In the end--big spoiler alert here--the story about the three teens at Devil House turns out to be a complete fabrication. Chandler's made it up. The "real story," such as it is, is about a group of homeless men who had been using the porno shop as a place to live. By turning them into teens, with ambitions and futures, perhaps, not yet calcified into identities that are assigned permanent value, Chandler provides them with sympathy, and shelters the real killers from the ignominy of seeing their lives flattened in the way that Jesse's was. I guess. In the end, I'm not totally sure why he did it, or why it's better than telling a flawed version of "the truth." (Additional references to a separate kid, a recent immigrant named Siraj on whom suspicion falls--but who is also made up--felt really baffling to me.) There's a nuance here that keeps Devil House from being Life of Pi, but I wouldn't say it's much more interesting.

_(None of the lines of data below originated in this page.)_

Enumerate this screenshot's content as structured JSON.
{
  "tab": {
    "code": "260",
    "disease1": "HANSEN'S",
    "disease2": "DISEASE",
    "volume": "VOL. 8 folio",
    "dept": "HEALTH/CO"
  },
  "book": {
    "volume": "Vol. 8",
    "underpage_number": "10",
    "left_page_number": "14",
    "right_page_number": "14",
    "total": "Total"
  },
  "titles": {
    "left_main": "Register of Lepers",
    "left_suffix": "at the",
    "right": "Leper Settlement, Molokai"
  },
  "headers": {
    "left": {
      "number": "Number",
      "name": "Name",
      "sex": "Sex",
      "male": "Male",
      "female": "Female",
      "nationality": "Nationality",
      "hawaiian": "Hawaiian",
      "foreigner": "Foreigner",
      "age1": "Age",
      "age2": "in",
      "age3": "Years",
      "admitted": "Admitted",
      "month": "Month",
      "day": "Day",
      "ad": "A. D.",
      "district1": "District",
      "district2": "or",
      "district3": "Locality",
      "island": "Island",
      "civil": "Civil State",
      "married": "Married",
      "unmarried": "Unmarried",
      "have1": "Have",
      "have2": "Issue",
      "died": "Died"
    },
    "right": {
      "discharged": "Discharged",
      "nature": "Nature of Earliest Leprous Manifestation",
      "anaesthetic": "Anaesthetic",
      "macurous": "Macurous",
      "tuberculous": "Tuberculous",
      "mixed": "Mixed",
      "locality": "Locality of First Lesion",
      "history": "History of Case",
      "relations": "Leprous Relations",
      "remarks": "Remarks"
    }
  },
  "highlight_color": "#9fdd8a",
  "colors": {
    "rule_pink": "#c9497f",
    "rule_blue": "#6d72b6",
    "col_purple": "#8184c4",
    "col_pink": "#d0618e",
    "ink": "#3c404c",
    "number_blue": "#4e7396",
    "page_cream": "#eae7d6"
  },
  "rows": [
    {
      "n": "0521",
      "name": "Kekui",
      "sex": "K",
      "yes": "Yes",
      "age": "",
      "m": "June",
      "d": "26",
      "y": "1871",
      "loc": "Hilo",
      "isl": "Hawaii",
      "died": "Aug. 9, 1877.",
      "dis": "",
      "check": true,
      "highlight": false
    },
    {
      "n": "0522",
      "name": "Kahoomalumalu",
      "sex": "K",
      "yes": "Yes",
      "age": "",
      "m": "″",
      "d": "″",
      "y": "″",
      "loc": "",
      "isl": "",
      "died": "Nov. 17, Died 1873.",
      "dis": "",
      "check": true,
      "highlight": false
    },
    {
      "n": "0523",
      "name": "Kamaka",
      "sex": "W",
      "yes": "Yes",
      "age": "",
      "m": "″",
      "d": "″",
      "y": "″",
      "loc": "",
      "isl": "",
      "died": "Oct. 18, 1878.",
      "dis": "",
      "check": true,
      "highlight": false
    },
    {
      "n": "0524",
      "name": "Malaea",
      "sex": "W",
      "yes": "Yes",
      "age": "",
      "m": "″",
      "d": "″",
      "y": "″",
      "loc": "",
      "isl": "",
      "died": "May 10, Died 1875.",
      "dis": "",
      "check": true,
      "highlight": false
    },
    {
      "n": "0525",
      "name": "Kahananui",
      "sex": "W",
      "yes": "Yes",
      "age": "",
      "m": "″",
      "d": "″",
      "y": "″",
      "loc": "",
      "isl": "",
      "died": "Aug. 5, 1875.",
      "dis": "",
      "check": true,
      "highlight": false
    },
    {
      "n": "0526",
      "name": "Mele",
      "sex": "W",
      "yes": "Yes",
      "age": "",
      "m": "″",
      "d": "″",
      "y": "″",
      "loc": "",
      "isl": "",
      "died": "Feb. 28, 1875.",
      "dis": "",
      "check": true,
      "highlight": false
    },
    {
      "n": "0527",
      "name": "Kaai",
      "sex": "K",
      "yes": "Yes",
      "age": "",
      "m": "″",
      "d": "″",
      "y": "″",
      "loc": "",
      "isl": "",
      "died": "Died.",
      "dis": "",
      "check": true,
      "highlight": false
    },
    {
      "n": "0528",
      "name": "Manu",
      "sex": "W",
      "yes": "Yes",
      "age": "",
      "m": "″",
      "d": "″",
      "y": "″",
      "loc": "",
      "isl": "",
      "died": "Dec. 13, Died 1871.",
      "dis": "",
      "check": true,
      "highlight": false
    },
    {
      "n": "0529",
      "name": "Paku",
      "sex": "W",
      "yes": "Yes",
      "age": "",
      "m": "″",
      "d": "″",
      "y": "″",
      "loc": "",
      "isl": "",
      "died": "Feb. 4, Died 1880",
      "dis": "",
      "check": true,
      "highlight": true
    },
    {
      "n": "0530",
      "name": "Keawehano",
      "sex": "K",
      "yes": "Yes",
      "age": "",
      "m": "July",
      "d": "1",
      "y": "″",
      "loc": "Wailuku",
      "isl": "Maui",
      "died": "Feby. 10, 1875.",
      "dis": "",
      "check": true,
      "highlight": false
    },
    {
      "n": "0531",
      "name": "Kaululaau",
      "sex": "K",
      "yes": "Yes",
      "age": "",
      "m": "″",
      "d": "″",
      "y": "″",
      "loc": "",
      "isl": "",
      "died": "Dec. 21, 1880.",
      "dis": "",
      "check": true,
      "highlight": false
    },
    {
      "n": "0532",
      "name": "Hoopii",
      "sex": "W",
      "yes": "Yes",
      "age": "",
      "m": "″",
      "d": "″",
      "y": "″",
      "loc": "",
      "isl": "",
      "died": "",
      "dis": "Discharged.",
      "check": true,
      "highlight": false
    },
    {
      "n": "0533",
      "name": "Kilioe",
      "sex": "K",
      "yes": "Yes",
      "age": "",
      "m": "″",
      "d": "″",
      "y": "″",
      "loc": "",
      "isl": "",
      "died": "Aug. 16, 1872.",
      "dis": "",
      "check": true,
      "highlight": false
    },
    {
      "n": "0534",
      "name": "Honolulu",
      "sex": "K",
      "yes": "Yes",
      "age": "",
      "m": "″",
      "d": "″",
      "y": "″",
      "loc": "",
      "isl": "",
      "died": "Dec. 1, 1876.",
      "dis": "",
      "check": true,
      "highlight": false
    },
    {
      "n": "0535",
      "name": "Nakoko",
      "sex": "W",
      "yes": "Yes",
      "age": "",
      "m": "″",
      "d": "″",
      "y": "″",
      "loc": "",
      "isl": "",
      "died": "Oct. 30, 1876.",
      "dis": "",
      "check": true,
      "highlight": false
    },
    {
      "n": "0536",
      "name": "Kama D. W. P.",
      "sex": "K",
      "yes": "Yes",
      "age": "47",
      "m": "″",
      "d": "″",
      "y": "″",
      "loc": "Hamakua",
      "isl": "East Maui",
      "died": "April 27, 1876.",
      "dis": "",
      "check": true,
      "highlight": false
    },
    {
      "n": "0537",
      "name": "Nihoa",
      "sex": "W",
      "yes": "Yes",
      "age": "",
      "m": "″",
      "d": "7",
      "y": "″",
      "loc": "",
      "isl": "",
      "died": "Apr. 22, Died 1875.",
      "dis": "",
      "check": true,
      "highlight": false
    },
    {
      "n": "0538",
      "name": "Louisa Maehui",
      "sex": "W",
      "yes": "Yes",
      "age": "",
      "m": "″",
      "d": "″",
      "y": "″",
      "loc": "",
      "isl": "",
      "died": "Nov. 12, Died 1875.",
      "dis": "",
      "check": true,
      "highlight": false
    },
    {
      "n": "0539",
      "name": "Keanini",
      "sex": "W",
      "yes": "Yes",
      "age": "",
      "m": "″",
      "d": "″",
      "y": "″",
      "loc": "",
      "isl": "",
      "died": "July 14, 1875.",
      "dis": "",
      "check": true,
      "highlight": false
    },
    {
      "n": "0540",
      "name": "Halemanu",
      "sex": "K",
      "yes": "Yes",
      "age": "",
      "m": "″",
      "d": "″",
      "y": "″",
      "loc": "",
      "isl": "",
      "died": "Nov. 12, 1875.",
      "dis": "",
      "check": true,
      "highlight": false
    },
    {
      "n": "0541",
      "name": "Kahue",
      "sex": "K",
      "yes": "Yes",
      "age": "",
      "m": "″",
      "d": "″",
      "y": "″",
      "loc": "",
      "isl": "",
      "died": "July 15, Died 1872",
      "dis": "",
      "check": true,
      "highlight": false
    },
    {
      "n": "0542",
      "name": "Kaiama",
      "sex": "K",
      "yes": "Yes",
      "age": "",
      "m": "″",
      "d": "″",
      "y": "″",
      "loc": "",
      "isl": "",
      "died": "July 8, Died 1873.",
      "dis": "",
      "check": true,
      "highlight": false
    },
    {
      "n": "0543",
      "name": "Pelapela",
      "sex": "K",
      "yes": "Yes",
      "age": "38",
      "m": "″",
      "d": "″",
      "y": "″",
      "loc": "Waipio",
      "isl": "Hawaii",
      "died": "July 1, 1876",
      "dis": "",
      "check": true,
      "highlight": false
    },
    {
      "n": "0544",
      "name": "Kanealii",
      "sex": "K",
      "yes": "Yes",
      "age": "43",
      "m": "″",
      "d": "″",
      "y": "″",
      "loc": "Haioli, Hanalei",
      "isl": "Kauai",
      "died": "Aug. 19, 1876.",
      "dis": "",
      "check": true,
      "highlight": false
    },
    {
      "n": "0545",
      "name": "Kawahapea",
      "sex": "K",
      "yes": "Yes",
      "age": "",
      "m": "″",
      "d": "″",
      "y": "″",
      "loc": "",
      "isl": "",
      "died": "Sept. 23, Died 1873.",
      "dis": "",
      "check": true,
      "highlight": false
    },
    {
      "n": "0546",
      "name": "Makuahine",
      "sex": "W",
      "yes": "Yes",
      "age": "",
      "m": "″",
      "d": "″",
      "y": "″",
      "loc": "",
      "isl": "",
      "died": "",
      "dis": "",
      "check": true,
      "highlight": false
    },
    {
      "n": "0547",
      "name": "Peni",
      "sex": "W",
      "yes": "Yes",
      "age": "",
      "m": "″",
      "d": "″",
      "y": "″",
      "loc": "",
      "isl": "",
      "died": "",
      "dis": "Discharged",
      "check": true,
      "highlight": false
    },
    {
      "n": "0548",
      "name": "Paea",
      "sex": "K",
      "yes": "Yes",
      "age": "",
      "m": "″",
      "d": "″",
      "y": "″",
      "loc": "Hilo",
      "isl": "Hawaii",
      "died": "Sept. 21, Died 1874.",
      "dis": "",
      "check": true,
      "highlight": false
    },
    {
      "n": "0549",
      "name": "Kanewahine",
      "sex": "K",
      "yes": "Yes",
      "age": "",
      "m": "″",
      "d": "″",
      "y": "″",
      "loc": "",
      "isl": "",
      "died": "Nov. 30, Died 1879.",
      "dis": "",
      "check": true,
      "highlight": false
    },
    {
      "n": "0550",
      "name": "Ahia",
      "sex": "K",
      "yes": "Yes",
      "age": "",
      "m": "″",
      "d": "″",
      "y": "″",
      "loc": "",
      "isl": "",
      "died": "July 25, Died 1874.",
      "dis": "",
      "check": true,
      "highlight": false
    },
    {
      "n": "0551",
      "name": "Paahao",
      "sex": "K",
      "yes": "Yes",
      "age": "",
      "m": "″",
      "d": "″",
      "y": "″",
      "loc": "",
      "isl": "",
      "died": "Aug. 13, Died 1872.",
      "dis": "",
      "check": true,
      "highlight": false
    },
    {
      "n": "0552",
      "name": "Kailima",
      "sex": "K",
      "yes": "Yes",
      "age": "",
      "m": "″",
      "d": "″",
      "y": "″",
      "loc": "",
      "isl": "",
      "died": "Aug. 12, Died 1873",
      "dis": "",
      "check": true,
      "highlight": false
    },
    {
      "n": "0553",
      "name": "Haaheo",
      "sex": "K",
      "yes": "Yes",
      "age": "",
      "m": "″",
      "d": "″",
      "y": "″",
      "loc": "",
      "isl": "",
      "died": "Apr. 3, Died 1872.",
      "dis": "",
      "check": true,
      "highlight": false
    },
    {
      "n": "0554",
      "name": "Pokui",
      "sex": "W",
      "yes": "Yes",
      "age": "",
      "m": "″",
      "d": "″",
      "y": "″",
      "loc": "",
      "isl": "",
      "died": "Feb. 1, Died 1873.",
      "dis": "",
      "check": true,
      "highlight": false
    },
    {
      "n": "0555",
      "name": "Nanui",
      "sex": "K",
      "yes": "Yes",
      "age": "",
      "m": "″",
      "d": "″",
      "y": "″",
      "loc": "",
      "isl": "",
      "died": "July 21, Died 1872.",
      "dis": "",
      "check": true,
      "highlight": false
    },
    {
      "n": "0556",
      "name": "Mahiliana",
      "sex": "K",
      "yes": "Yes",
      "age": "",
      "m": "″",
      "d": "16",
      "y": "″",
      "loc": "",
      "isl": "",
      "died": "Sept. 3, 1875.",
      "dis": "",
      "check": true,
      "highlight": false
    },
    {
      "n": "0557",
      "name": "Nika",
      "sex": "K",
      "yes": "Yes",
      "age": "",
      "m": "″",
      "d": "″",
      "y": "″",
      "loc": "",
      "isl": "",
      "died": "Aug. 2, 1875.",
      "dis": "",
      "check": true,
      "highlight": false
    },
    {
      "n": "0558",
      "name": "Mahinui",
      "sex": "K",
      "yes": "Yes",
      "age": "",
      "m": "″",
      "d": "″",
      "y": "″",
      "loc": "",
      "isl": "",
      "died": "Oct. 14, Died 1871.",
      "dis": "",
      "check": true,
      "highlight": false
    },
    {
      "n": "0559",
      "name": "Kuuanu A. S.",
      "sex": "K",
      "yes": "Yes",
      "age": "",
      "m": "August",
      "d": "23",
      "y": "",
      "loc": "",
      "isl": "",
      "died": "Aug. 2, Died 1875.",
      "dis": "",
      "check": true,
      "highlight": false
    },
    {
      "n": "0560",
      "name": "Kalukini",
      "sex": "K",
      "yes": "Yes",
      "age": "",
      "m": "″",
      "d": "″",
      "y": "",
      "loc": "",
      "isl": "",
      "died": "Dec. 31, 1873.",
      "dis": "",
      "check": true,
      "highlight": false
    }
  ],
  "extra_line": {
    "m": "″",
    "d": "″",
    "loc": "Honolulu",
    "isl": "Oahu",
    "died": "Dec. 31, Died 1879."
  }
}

So Devil House is, on a surface reading, a sort of muddled book about the true crime genre. But I want to suggest an alternative understanding that makes the book more interesting, and I think, a little more successful: Devil House is about real estate. I mean it: when Chandler purchases the Devil House, his first feeling is one of satisfaction. Even though it's for a job, he really does own a home, and the sense of security and rootedness that comes with it. By contrast, the unhoused men who killed the slumlord did so because they were afraid of losing the little bit of housing security they had scrounged up. In Chandler's fictionalized version, that impulse is assigned to the homeless Alex and the troubled Seth, two kids who have few places to call their own in the world. There's a strange little section, written in difficult Gothic font, that tells the story of a prince named Gorbonian, which many readers have wondered about. I think this section makes sense when paired with the courtly language that the book-within-a-book sometimes indulges in; both are representations of Alex's perception of himself as a knight defending a realm. Later on, this is made explicit when Chandler discusses the "Castle Doctrine," which says a man has a right to defend his home by any means necessary.
Devil House is a pretty flawed book, I think. But focusing more on the House and less on the Devil makes it more coherent and more compelling. And I do think it's the best of Darnielle's three books, which include Wolf in White Van and Universal Harvester. The prose itself is more accomplished, and the story--even if it's too complex, and too clever--is more effective.